What exactly is survivorship bias?
The attached image has been “rolled out” every time the concept of survivorship bias comes up, and for good reason; it is a great example. So, I won’t stray from the norm and will retell the story of Abraham Wald.
In World War II, bullet-riddled Allied planes were returning to base after encountering enemy anti-aircraft fire. Ground crews plotted the position of the bullet holes in order to determine areas of the heaviest damage (as per the image). The thinking was that if these areas could be reinforced, the planes and pilots would have a better chance of survival.
Then along came Abraham Wald, a Hungarian mathematician, who pointed out the flaw in this thinking. Wald assumed that damage must be more uniformly distributed and that the aircraft that did return or show up in the samples were hit in the less vulnerable parts.
Wald noted that the study only considered the aircraft that had survived their missions; the bombers that had been shot down were not present for the damage assessment.

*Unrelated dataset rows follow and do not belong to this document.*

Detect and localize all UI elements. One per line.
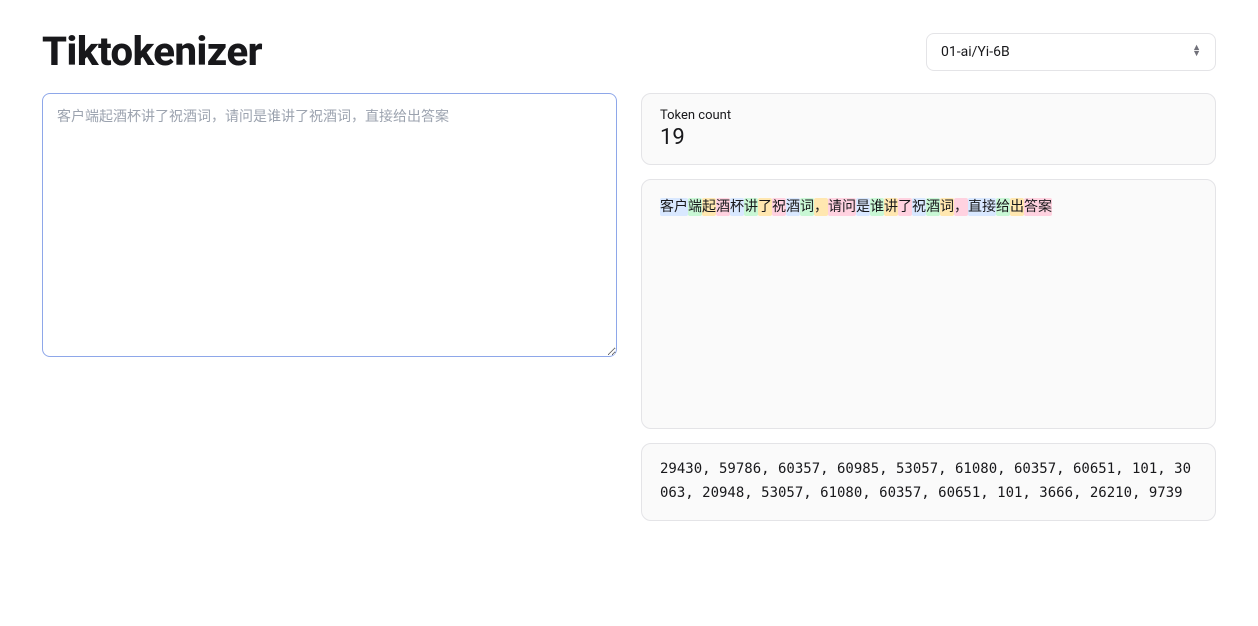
token-span: 谁 [870, 198, 884, 216]
model-select[interactable]: 01-ai/Yi-6B ▲ ▼ [926, 33, 1216, 71]
token-span: 杯 [730, 198, 744, 216]
token-span: 答案 [1024, 198, 1052, 216]
token-span: 给 [996, 198, 1010, 216]
token-span: 直接 [968, 198, 996, 216]
token-span: 请问 [828, 198, 856, 216]
token-span: 酒 [786, 198, 800, 216]
token-span: 讲 [884, 198, 898, 216]
token-span: ， [954, 198, 968, 216]
token-span: 祝 [772, 198, 786, 216]
token-span: 祝 [912, 198, 926, 216]
token-span: 了 [898, 198, 912, 216]
token-span: 了 [758, 198, 772, 216]
token-span: 出 [1010, 198, 1024, 216]
token-span: 讲 [744, 198, 758, 216]
token-span: 起 [702, 198, 716, 216]
tokens-visualization: 客户端起酒杯讲了祝酒词，请问是谁讲了祝酒词，直接给出答案 [641, 179, 1216, 429]
token-count-label: Token count [660, 108, 1197, 123]
token-span: 酒 [926, 198, 940, 216]
token-ids-output: 29430, 59786, 60357, 60985, 53057, 61080… [641, 443, 1216, 521]
model-select-value: 01-ai/Yi-6B [941, 44, 1010, 60]
page-title: Tiktokenizer [42, 28, 262, 75]
token-span: 端 [688, 198, 702, 216]
token-span: 词 [940, 198, 954, 216]
token-span: 客户 [660, 198, 688, 216]
token-span: ， [814, 198, 828, 216]
token-span: 是 [856, 198, 870, 216]
token-count-value: 19 [660, 125, 1197, 150]
token-count-card: Token count 19 [641, 93, 1216, 165]
token-span: 酒 [716, 198, 730, 216]
chevron-updown-icon: ▲ ▼ [1192, 46, 1201, 57]
token-span: 词 [800, 198, 814, 216]
text-input[interactable] [42, 93, 617, 357]
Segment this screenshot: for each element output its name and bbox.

The holes in the returning aircraft, then, represented areas where a bomber could take damage and still return home safely.
This concept of considering only the successful observations in the dataset while ignoring the failures is known as survivorship bias.

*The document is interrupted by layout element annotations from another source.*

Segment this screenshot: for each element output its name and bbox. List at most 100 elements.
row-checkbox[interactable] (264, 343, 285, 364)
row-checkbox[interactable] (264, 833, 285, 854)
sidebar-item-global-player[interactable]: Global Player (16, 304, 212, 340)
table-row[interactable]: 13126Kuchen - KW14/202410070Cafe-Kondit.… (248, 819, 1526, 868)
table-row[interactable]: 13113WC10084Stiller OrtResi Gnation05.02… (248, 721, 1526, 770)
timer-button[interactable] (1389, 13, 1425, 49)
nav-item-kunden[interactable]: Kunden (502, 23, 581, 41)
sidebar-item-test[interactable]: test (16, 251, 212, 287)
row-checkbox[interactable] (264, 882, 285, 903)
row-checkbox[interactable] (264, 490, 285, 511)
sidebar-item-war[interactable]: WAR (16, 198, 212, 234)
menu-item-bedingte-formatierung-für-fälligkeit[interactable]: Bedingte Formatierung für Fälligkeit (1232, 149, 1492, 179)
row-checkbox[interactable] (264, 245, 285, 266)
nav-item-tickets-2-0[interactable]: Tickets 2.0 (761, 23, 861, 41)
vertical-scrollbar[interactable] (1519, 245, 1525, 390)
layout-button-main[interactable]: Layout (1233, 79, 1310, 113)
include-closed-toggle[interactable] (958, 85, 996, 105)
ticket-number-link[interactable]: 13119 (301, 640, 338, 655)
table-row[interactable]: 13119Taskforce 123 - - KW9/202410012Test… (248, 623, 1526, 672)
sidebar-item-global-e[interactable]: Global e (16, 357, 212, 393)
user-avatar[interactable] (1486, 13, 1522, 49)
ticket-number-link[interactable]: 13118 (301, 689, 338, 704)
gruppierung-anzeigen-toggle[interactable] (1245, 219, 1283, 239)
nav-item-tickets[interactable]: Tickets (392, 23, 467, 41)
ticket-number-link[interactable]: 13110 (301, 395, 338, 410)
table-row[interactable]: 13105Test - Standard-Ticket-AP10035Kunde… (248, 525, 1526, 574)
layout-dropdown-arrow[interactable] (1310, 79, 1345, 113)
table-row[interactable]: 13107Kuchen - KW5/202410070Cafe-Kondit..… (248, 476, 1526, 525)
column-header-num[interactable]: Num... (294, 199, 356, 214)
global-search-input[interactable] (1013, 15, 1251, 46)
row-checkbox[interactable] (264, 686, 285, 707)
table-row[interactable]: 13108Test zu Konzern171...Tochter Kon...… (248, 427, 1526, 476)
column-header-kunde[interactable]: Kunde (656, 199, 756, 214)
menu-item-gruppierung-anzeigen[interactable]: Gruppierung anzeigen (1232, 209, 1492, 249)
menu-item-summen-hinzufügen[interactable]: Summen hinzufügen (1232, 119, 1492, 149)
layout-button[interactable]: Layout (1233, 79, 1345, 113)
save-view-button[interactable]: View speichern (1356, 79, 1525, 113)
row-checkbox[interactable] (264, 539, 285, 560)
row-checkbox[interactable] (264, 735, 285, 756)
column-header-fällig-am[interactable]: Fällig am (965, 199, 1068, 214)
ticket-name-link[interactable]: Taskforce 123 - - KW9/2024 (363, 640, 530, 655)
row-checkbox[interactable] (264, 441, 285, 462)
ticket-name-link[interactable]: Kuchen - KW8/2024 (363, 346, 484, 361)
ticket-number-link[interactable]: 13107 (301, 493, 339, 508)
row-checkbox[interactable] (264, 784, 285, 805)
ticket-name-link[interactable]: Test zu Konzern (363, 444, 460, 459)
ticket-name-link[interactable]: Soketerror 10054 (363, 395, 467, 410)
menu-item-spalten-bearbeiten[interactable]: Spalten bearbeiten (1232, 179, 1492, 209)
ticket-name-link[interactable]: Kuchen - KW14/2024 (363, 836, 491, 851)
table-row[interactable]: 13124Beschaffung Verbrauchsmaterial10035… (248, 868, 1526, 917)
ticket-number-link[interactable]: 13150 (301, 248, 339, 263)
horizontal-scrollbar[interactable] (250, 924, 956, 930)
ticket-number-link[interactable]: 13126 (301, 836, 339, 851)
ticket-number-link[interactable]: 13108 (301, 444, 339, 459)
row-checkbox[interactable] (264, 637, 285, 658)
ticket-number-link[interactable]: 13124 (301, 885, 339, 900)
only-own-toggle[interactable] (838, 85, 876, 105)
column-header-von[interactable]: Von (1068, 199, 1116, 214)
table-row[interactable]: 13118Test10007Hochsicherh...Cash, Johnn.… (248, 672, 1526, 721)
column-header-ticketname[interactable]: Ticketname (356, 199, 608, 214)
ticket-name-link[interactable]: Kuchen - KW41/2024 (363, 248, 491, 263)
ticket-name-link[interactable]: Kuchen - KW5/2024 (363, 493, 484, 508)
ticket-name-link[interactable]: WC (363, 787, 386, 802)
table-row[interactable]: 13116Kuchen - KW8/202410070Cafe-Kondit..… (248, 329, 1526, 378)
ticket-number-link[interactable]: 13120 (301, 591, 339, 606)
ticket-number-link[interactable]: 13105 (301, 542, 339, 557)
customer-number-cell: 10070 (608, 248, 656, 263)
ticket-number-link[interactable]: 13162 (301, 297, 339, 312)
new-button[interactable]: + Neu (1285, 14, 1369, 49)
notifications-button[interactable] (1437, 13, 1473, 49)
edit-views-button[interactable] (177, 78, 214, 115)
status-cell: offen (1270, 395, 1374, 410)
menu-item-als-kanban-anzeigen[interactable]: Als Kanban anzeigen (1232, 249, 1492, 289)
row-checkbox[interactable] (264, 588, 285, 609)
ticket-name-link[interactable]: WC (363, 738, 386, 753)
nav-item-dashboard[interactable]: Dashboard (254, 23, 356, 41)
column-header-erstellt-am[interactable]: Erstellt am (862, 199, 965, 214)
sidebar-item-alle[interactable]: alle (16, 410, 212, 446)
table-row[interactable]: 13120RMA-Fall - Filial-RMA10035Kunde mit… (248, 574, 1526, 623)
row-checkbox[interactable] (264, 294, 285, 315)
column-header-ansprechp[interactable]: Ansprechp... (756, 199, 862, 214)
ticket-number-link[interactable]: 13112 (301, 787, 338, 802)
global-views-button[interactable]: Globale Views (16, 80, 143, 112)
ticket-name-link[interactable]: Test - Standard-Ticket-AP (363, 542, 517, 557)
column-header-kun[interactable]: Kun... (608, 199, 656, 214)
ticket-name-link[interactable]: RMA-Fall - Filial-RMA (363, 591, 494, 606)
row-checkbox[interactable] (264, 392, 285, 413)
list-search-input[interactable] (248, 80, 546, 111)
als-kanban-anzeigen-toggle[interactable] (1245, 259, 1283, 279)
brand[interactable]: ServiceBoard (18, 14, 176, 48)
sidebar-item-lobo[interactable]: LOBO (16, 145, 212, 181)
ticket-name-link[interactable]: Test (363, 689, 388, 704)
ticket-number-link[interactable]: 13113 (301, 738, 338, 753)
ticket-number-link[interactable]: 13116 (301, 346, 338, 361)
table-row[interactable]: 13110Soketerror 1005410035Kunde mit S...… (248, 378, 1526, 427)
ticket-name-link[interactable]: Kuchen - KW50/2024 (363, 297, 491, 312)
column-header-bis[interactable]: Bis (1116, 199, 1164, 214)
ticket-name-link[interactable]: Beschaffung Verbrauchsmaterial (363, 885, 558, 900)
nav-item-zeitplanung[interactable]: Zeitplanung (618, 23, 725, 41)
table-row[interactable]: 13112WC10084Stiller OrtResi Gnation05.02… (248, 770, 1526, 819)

It occurs frequently. It is particularly prevalent in the ‘Self-Help’ section, where well-known “gurus” tell us which 7 habits we should follow to be “successful”, without researching the millions of people on the planet who also follow those habits but aren’t “successful”.
[Aside – There is a highly entertaining Mark Manson video discussing a similar theme]
Or when an eccentric billionaire tech entrepreneur, addresses a graduation ceremony and tells the graduating cohort they would have been better off not attending university or dropping out, like him and several other high-profile entrepreneurs. What the tech billionaire fails to include in his sample are the millions of non-graduates currently cleaning offices, collecting garbage, offering us fries with our meals, driving us from point A to point B, or labouring on building sites.
It is easy, and often very tempting, to find a particular trait in a small group and assume that its existence implies causality. But without widening the sample, there is very little to suggest it is true.
To go back to the Rabbi’s question, what made the debate moot? He was asking the “survivors”.